NoteTag right now is a test and it's complex to install but I can easily see Adobe eventually making a big splash in the blogging space since their heritage is publishing and design (Adobe is a client of A&R Edelman). (Via What's the Next Action)
Google Video now supports RSS. They also sport the universal RSS icon at the bottom of the Google Video home page.
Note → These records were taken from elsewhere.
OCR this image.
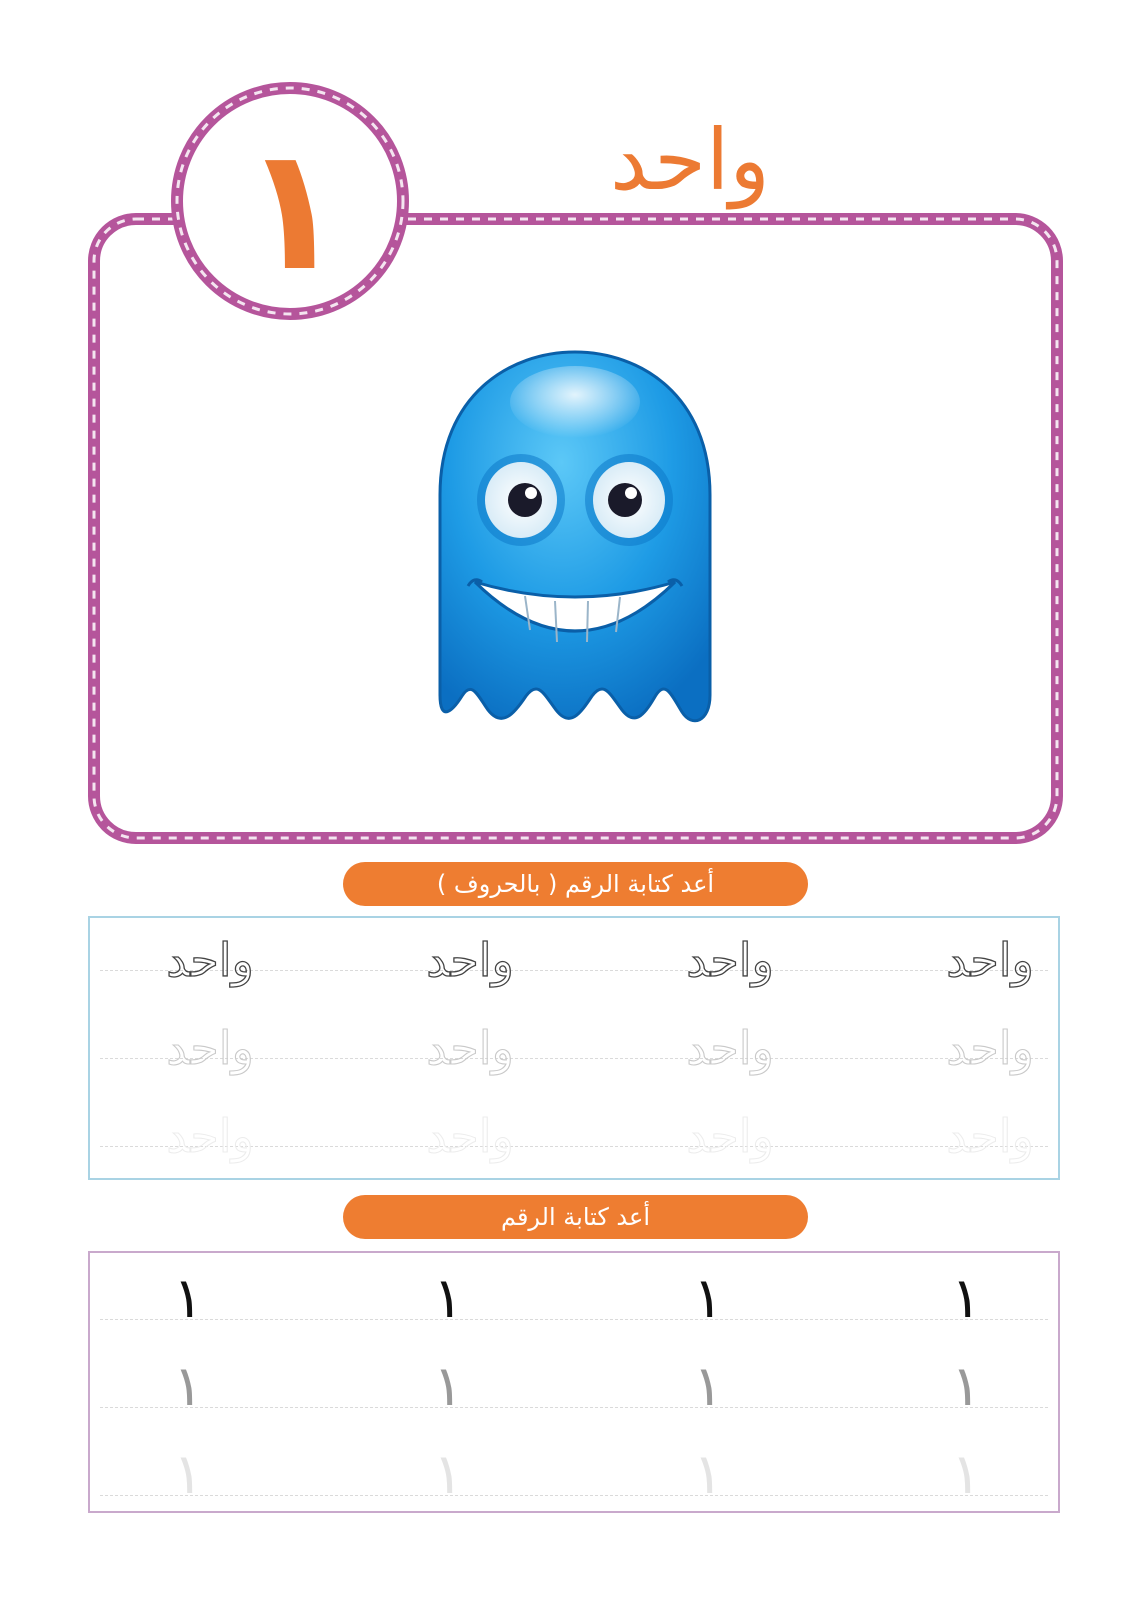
واحد
١
أعد كتابة الرقم ( بالحروف )
واحد	واحد	واحد	واحد
واحد	واحد	واحد	واحد
واحد	واحد	واحد	واحد
أعد كتابة الرقم
١	١	١	١
١	١	١	١
١	١	١	١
Wired reports that a California appeals court has smacked down Apple's legal assault on bloggers and their sources, finding that the company's efforts to subpoena e-mail received by the publishers of Apple Insider and PowerPage.org runs contrary to federal law, California's reporter's shield law, and the state Constitution. This is a significant legal win for citizen journalists everywhere. We now have a precedent we can turn to and say - "see?" (Via Dave)
Technorati Tags: Apple
What if maps and other reference sources adopted wiki technology? Well, they're starting to thanks to mashups. Wikimapia allows users to add tag and annotate locations found in Google Maps. You can edit them as well. Here's a screengrab. (Via Google Maps Mania)

PodGuide.tv notices that a whole batch of video programming from NBC News is available for sale in the iTunes Music Store. To my knowledge, this is the first time that I have ever heard one of the "big four" networks making people pay for their news content. I am surprised that this didn't attract more conversation. To me this is a sure sign that paid video and audio podcasts are coming next.